Scott Verplank was at even-par 73, rattled by a ruling he continued to dispute after his round that cost him a double bogey on the 13th and made him think more about his pre-shot routine than how to play the shot.
With his ball positioned on the slope of the fairway, the wind gusting some 30 mph in his face, his ball moved about a quarter-inch. Verplank did not think he had addressed the ball, but after a discussion with rules official Mike Shea, he was told he caused the ball to move. Verplank played a second ball in protest, but lost the argument after his round.
Tour officials were trying to find video evidence after the round.
"I don't agree with it," Verplank said. "I know right from wrong. I know what happened. If I felt I did anything to make that ball move, give me a penalty. At the time, I didn't think I did anything to make it move."
And one of the most peculiar incidents belonged to Steve Stricker, who rallied from a rough start by playing the final 10 holes in 3 under for an even-par 73. Holding his umbrella, the grip left his hands so slick that he could barely grip the club.
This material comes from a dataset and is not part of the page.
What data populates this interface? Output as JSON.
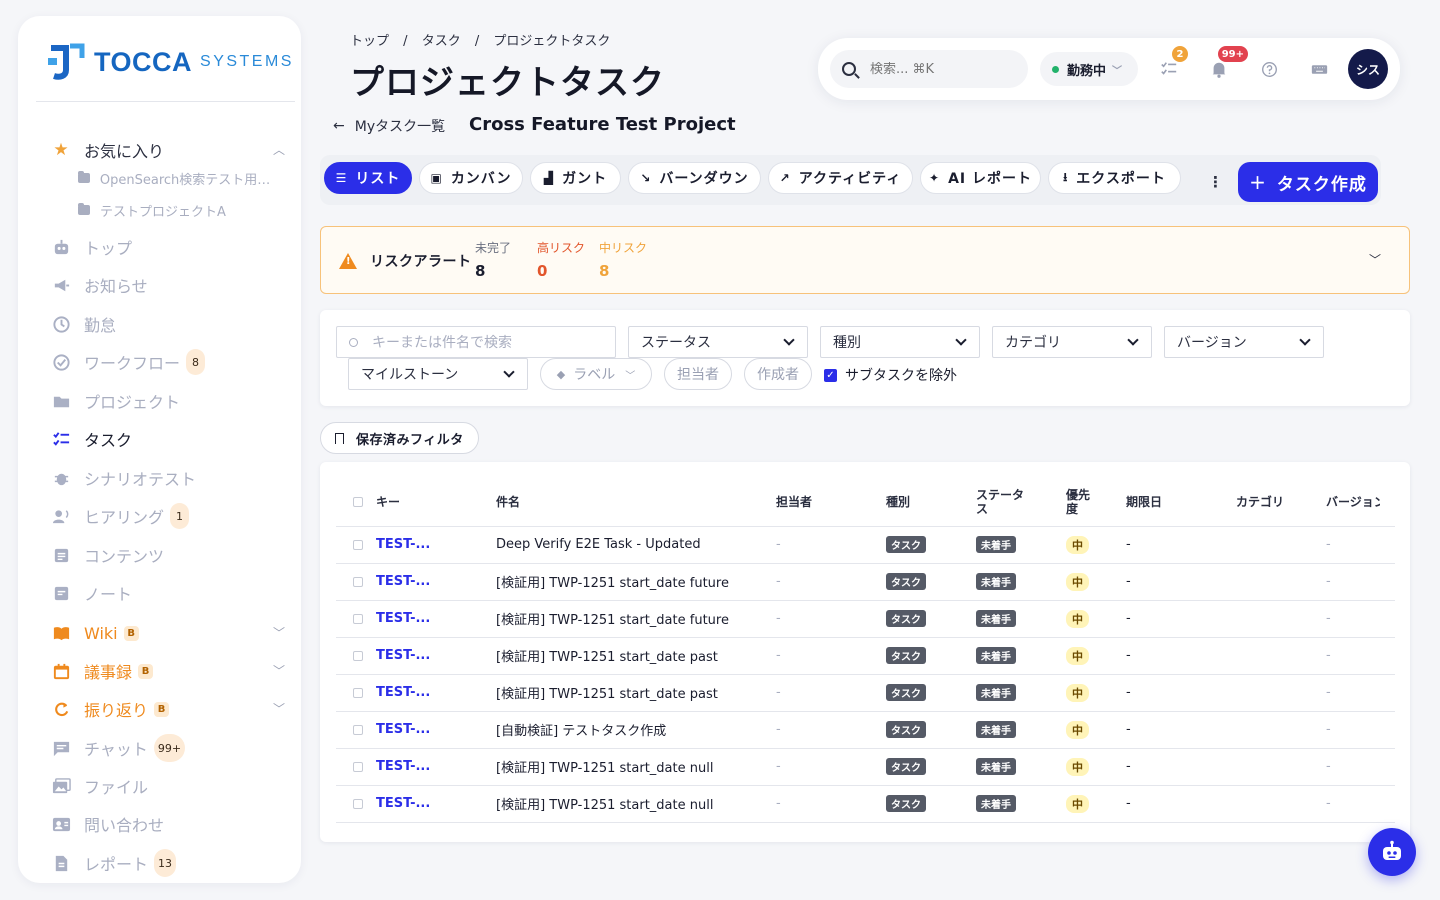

Paul Goydos (81) and Boo Weekley (80) were the only players who failed to break 80, although Weekley saw this coming. He hadn't played much golf in the last month and figured he would be closer to shooting 82 and than 72.
"I ain't played no golf," he said.
Despite the weather, there were plenty of beautiful views, as always, including the surfers that could be seen from 11th green. Weekley, who much prefers a rifle or fishing rod to a surfboard, wanted no part of that.
"If I showed up out there, they'd think I was a whale that got beached," he said, rubbing his belly.